Cell Signalling and Cancer

Question 1

In multicellular animals, cell division is controlled mainly by …

Answer 1

… extracellular signals

Question 2

Necrosis

Answer 2

• Unplanned death
• Usually occurs in response to damage or infection
• Can cause further damage to surrounding cells and tissues.

Question 3

M phase

Answer 3

• Mitosis - division of the nucleus
• Cytokinesis - cell splits in two

Question 4

G1 phase

Answer 4

• Gap phase
• Cell continues to grow
• Monitors internal state and external environment
• Prepares for S phase.

Question 5

S phase

Answer 5

• Synthesis
• The cell replicates its DNA

Question 6

G2 phase

Answer 6

• Gap phase
• Cell continues to grow
• Monitors internal state and external environment
• Prepares for Mitosis.

Question 7

Interphase

Answer 7

• Contains G and S phases
• Provides time for cell to enlarge and duplicate its cytoplasmic organelles.

Question 8

Cell-cycle control system

Answer 8

• Made up of several regulatory proteins
• Ensures that the events of the cell cycle occur correctly.
• This is achieved via checkpoints which act as brakes.

Question 9

Why is the start transistion in late G1 phase especially important?

Answer 9

Because at that point the system is regulated by outside signals – which block or stimulate cell-proliferation. This means that it plays a large role in the regulation of the number of cells in tissues. If the control system malfunctions it can lead to the excessive division of cells and to cancer.

Question 10

Cyclin-depemdant protein kinases

Answer 10

• Concentration does not change throughout cell cycle.
• Activity rises and falls cyclically
• Must bind cyclins to be activated.
• Once activated, the complex phosphorylated important proteins in the cell

Question 11

Cyclins

Answer 11

• Are bound by cyclin dependent kinases
• Unlike Cdks the concentration changes cyclically throughout the cell cycle
• Changes in concentration drive the cyclic assembly and activation of cylin-Cdk complexes
• The rise in cyclins is due to the transcription of cyclin genes and formation of cyclin proteins.
• Degraded at various points during the cycle, which can drive entry into the next phase.

Question 12

Cell cycle withdrawal

Answer 12

Many cells at some point will exit the cell cycle and undergo apoptosis (planned cell death) or enter a modified state called G0.

Question 13

Quiescent cells

Answer 13

Have withdrawn to G0 but can re-enter the cell cycle under certain conditions e.g., presence of growth factors, cytokines, hormones or chemical agents.
Liver cells are an example.

Question 14

Terminal differentiation

Answer 14

Permanent withdrawal from the cell cycle.

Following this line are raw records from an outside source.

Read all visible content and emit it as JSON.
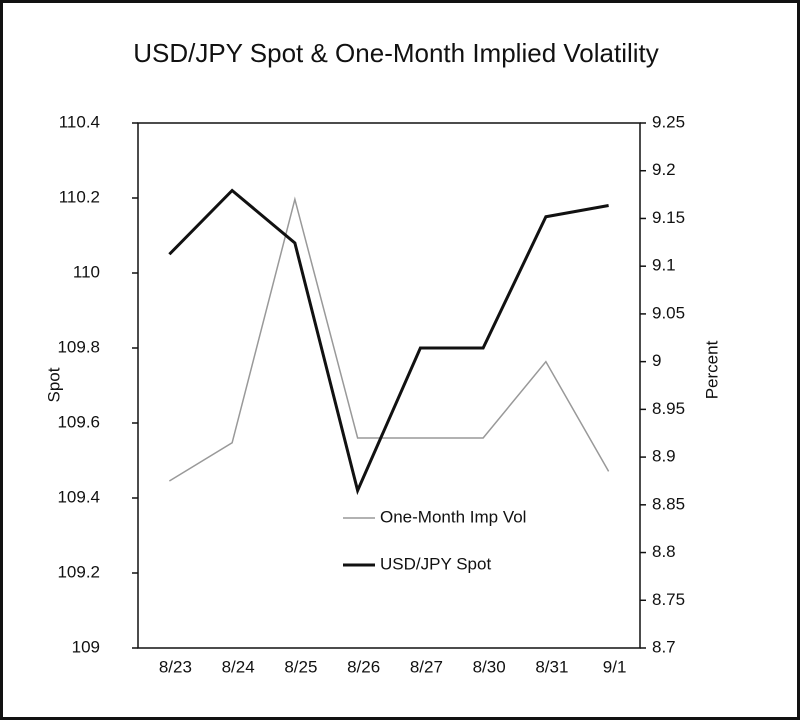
{
  "chart_data": {
    "type": "line",
    "title": "USD/JPY Spot & One-Month Implied Volatility",
    "y_label": "Spot",
    "y2_label": "Percent",
    "categories": [
      "8/23",
      "8/24",
      "8/25",
      "8/26",
      "8/27",
      "8/30",
      "8/31",
      "9/1"
    ],
    "series": [
      {
        "name": "One-Month Imp Vol",
        "color": "#999999",
        "width": 1.5,
        "axis": "y2",
        "values": [
          8.875,
          8.915,
          9.17,
          8.92,
          8.92,
          8.92,
          9.0,
          8.885
        ]
      },
      {
        "name": "USD/JPY Spot",
        "color": "#111111",
        "width": 3,
        "values": [
          110.05,
          110.22,
          110.08,
          109.42,
          109.8,
          109.8,
          110.15,
          110.18
        ]
      }
    ],
    "ylim": [
      109,
      110.4
    ],
    "yticks": [
      109,
      109.2,
      109.4,
      109.6,
      109.8,
      110,
      110.2,
      110.4
    ],
    "y2lim": [
      8.7,
      9.25
    ],
    "y2ticks": [
      8.7,
      8.75,
      8.8,
      8.85,
      8.9,
      8.95,
      9,
      9.05,
      9.1,
      9.15,
      9.2,
      9.25
    ],
    "grid": false
  }
}
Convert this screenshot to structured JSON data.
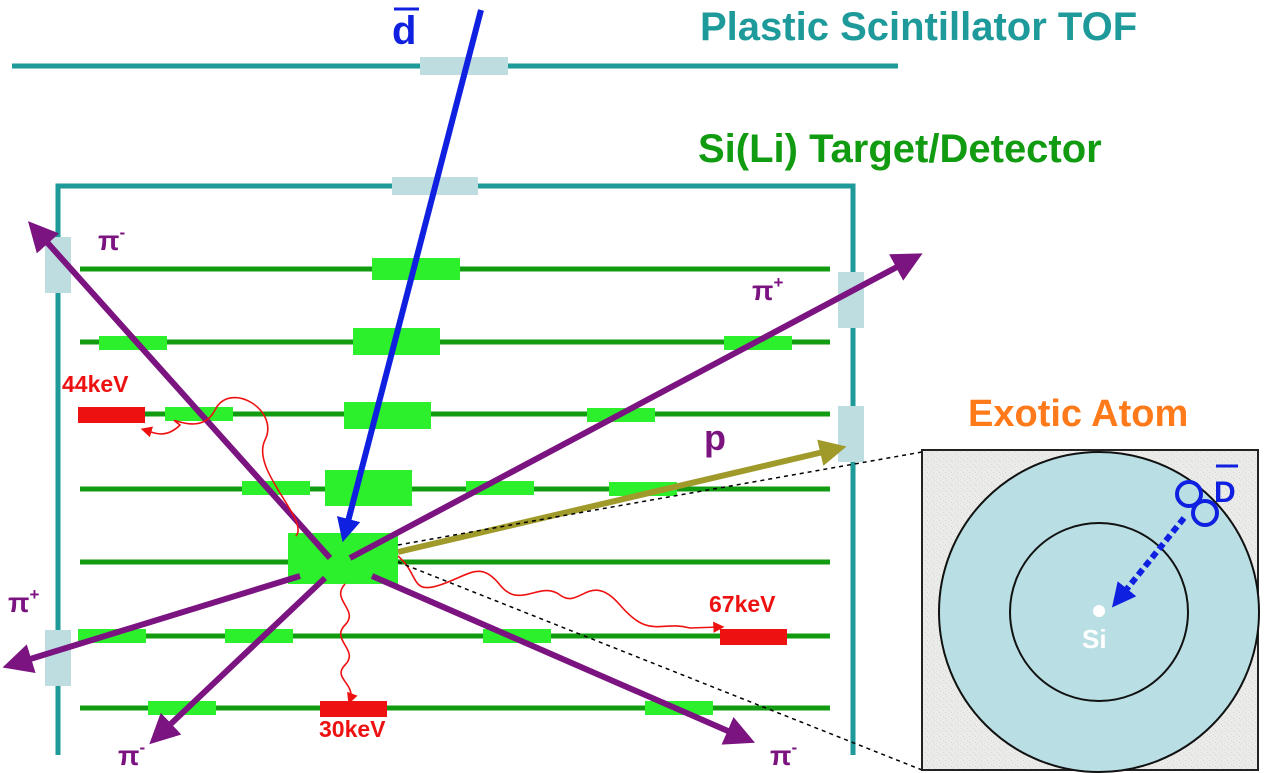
{
  "labels": {
    "tof": "Plastic Scintillator TOF",
    "target": "Si(Li) Target/Detector",
    "exotic_atom": "Exotic Atom",
    "dbar": "d",
    "dbar_atom": "D",
    "proton": "p",
    "si": "Si",
    "pi_minus_top_left": "π",
    "pi_plus_right": "π",
    "pi_plus_left": "π",
    "pi_minus_bottom_left": "π",
    "pi_minus_bottom_right": "π",
    "sign_minus": "-",
    "sign_plus": "+"
  },
  "xrays": {
    "kev44": "44keV",
    "kev67": "67keV",
    "kev30": "30keV"
  },
  "colors": {
    "teal": "#1e9a9a",
    "green": "#119b11",
    "blue": "#1020e0",
    "purple": "#7b1380",
    "red": "#ee1111",
    "orange": "#ff7a1a",
    "olive": "#a09a2a",
    "light_green": "#2cf02c",
    "light_blue": "#bddde1",
    "atom_fill": "#b9dfe4"
  }
}
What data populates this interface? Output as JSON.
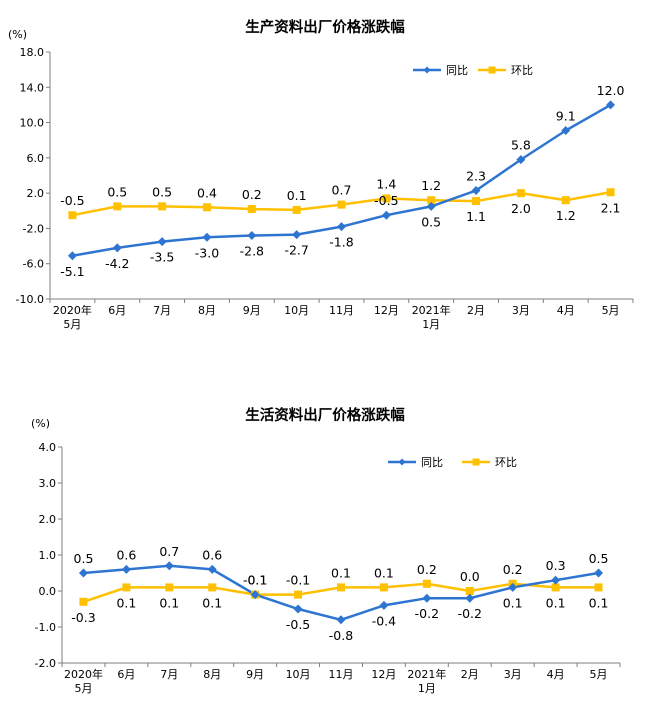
{
  "colors": {
    "yoy": "#2E75D1",
    "mom": "#FFC000"
  },
  "chart_data": [
    {
      "type": "line",
      "title": "生产资料出厂价格涨跌幅",
      "unit": "(%)",
      "categories": [
        [
          "2020年",
          "5月"
        ],
        [
          "6月"
        ],
        [
          "7月"
        ],
        [
          "8月"
        ],
        [
          "9月"
        ],
        [
          "10月"
        ],
        [
          "11月"
        ],
        [
          "12月"
        ],
        [
          "2021年",
          "1月"
        ],
        [
          "2月"
        ],
        [
          "3月"
        ],
        [
          "4月"
        ],
        [
          "5月"
        ]
      ],
      "ylim": [
        -10,
        18
      ],
      "yticks": [
        -10,
        -6,
        -2,
        2,
        6,
        10,
        14,
        18
      ],
      "ytick_labels": [
        "-10.0",
        "-6.0",
        "-2.0",
        "2.0",
        "6.0",
        "10.0",
        "14.0",
        "18.0"
      ],
      "legend_position": "top-right",
      "series": [
        {
          "name": "同比",
          "values": [
            -5.1,
            -4.2,
            -3.5,
            -3.0,
            -2.8,
            -2.7,
            -1.8,
            -0.5,
            0.5,
            2.3,
            5.8,
            9.1,
            12.0
          ],
          "labels": [
            "-5.1",
            "-4.2",
            "-3.5",
            "-3.0",
            "-2.8",
            "-2.7",
            "-1.8",
            "-0.5",
            "0.5",
            "2.3",
            "5.8",
            "9.1",
            "12.0"
          ]
        },
        {
          "name": "环比",
          "values": [
            -0.5,
            0.5,
            0.5,
            0.4,
            0.2,
            0.1,
            0.7,
            1.4,
            1.2,
            1.1,
            2.0,
            1.2,
            2.1
          ],
          "labels": [
            "-0.5",
            "0.5",
            "0.5",
            "0.4",
            "0.2",
            "0.1",
            "0.7",
            "1.4",
            "1.2",
            "1.1",
            "2.0",
            "1.2",
            "2.1"
          ]
        }
      ]
    },
    {
      "type": "line",
      "title": "生活资料出厂价格涨跌幅",
      "unit": "(%)",
      "categories": [
        [
          "2020年",
          "5月"
        ],
        [
          "6月"
        ],
        [
          "7月"
        ],
        [
          "8月"
        ],
        [
          "9月"
        ],
        [
          "10月"
        ],
        [
          "11月"
        ],
        [
          "12月"
        ],
        [
          "2021年",
          "1月"
        ],
        [
          "2月"
        ],
        [
          "3月"
        ],
        [
          "4月"
        ],
        [
          "5月"
        ]
      ],
      "ylim": [
        -2,
        4
      ],
      "yticks": [
        -2,
        -1,
        0,
        1,
        2,
        3,
        4
      ],
      "ytick_labels": [
        "-2.0",
        "-1.0",
        "0.0",
        "1.0",
        "2.0",
        "3.0",
        "4.0"
      ],
      "legend_position": "top-right",
      "series": [
        {
          "name": "同比",
          "values": [
            0.5,
            0.6,
            0.7,
            0.6,
            -0.1,
            -0.5,
            -0.8,
            -0.4,
            -0.2,
            -0.2,
            0.1,
            0.3,
            0.5
          ],
          "labels": [
            "0.5",
            "0.6",
            "0.7",
            "0.6",
            "-0.1",
            "-0.5",
            "-0.8",
            "-0.4",
            "-0.2",
            "-0.2",
            "0.1",
            "0.3",
            "0.5"
          ]
        },
        {
          "name": "环比",
          "values": [
            -0.3,
            0.1,
            0.1,
            0.1,
            -0.1,
            -0.1,
            0.1,
            0.1,
            0.2,
            0.0,
            0.2,
            0.1,
            0.1
          ],
          "labels": [
            "-0.3",
            "0.1",
            "0.1",
            "0.1",
            "-0.1",
            "-0.1",
            "0.1",
            "0.1",
            "0.2",
            "0.0",
            "0.2",
            "0.1",
            "0.1"
          ]
        }
      ]
    }
  ]
}
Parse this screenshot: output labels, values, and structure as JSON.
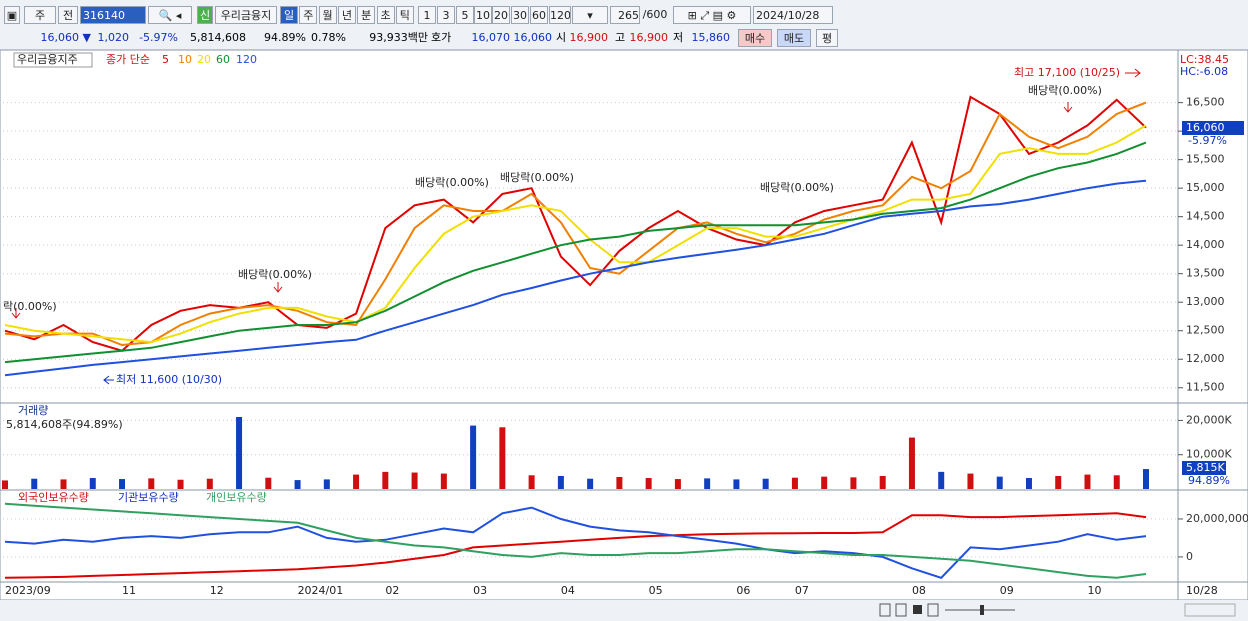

Though also in a G0 state.
Includes neurones, keratinocytes and goblet cells.

Question 15

Senescence

Answer 15

The termination of cell division.
For most normal cells, they have a limit on the number of times they can divide. Stem cells are an exception.

Question 16

Cancer cells avoid senescence arnd are said to be…

Answer 16

…immortalised or transformed

Question 17

What leads to cancerous growth?

Answer 17

Persistent mis-regulation of cell division and survival due to mutations in genes that normally regulate these processes.

Question 18

Benign tumour

Answer 18

Excessive growth of cells within their original tissue. Typically, less dangerous but can lead to a malignant tumour.

Question 19

Malignant tumour

Answer 19

A tumour that is cancerous and its cells have to ability to invade surrounding tissue.

Question 20

Metastases

Answer 20

Cells that break through boundaries and enter the bloodstream and take over distant sites in the body are said to form metastases, which can be highly dangerous.

Question 21

Cancer critical genes

Answer 21

Ones that can contribute to the development of cancer if they mutate
* Proto-oncogenes
* Tumour supressor genes

Question 22

Proto-oncogenes

Answer 22

• Normally encode for proteins that lead to cell division.
• Mutations that lead to a gain-of-function can convert them into overactive (onco-genes).
• The activation of these leads to the overexpression of cell-growth proteins and in uncontrolled cell-proliferation and tumours.
• These mutations are usually dominant and sometimes only one is required to activate the onco-gene, for example: Ras signalling cascades.

Question 23

Tmour Suppressor Genes

Answer 23

• Generally, encode proteins that inhibit cell proliferation and trigger apoptosis.
• If they have a loss-of-function mutation in the may cause the uncontrolled proliferation of a cell
• The mutations are recessive, so they must be present on both alleles.